NEW YORK, NY - The actors currently playing the role of Beetlejuice on Broadway, who asked not to be named because their moms might read this, revealed their big secret to keeping their energy up for eight performances a week: the coke in that opening number is real.


“At first, I tried working out every day, eating healthy, warming up for 90 minutes: pretty much everything my professors at UNCSA told me to do,” noted one actor, while stocking up for the next week’s shows in an alley behind Phantom of the Opera. "One day, I woke up really late and almost missed my call. Luckily I still had a dimebag in my back pocket and, well, the rest is history.”


Another actor, who asked not to be named specifically because the CIA was listening, went on to expand how this new technique has helped more than just energy.


“I used to have awful stage fright. I would go out there, sweating through my costume. I would black out most of the show, and before I knew it I was taking my bow at curtain call,” said the actor while browsing Grindr during a quick change. “Now it’s basically the same, except I'm not nervous. I know what’s waiting for me on measure 169.”


Production Stage Manager John Manthram noted that the choice has had other positive impacts on the musical.

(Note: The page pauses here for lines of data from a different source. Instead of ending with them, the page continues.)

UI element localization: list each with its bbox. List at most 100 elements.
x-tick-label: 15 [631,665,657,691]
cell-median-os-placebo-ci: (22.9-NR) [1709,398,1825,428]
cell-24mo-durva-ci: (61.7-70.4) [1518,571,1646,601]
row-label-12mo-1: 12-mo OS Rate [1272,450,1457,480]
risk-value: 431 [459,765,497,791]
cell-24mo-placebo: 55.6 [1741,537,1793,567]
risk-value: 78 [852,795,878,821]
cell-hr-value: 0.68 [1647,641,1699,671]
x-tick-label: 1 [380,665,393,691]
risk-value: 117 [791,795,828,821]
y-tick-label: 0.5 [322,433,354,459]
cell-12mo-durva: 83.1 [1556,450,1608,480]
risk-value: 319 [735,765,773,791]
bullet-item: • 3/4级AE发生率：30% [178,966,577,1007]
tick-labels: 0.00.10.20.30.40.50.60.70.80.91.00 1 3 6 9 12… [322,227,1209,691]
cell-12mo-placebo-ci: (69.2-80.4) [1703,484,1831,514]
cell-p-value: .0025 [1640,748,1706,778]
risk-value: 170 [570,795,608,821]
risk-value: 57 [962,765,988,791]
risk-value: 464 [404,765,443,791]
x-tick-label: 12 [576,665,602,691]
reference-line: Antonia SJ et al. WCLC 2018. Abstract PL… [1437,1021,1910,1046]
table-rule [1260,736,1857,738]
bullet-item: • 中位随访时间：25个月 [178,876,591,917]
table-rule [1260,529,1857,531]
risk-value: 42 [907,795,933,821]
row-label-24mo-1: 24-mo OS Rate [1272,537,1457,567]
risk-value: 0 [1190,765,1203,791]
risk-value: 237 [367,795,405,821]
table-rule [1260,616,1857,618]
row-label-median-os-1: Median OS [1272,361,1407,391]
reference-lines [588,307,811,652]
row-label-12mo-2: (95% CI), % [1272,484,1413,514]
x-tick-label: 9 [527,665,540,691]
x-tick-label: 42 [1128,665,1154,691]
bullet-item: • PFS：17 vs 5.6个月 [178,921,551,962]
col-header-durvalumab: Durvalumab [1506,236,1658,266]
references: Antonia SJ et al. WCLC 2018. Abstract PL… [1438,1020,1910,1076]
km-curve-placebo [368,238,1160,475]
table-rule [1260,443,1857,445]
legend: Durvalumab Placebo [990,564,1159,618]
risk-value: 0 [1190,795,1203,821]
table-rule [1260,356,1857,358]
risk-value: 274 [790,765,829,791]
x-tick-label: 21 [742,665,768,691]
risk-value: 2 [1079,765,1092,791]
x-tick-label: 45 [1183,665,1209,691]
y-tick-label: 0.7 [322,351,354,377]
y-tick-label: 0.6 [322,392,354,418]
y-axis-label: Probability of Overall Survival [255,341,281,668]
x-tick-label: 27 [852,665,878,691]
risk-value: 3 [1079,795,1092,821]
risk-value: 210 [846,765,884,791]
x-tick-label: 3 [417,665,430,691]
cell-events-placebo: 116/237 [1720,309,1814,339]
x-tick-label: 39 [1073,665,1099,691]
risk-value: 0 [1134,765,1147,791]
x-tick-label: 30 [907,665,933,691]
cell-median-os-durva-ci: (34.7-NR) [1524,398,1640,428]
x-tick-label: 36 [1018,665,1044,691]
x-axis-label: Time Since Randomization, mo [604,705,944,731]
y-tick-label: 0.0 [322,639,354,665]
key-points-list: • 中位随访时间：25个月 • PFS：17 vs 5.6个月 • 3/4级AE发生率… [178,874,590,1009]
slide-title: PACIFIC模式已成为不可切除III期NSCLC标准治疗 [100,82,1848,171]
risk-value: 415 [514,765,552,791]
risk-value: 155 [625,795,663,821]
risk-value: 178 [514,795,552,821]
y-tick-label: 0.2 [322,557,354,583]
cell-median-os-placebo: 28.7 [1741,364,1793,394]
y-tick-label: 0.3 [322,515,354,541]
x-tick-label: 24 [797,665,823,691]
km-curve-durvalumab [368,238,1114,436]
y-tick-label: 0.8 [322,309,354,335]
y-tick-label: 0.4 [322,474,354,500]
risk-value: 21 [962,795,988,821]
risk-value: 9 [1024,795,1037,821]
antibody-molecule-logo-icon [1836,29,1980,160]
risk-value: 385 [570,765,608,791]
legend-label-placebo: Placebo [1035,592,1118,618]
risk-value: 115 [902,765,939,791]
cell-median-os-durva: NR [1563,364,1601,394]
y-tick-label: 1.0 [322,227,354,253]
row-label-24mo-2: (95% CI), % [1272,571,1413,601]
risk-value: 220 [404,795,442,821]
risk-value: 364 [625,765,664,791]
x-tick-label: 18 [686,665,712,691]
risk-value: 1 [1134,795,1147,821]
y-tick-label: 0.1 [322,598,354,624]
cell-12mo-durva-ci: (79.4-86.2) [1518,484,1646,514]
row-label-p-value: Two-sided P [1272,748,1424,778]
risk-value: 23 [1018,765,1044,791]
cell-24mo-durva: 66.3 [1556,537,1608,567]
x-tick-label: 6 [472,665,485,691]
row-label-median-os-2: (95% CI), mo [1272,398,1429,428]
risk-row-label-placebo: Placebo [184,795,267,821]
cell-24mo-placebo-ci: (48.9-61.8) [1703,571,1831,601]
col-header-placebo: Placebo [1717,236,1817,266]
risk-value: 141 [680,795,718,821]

“The show used to run about two hours and thirty minutes. We’d get out of the theatre around 11PM, and I would get home close to midnight,” said Manthram while giving the cast a half hour notice five minutes before curtain. “Now, Act One runs about 40 minutes, Act Two runs about 15, and I’m home watching Drag Race reruns by 9:30!”


A third actor portraying Beetlejuice, who asked not to be named because he was “being actively chased by a nine-foot tall sentient trash can”, said other leading actors had reached out to him since hearing about his trick. Among them were the Genie in Aladdin, the cast of Stomp, and that tenor in Wicked who has to hit a high-C all the time.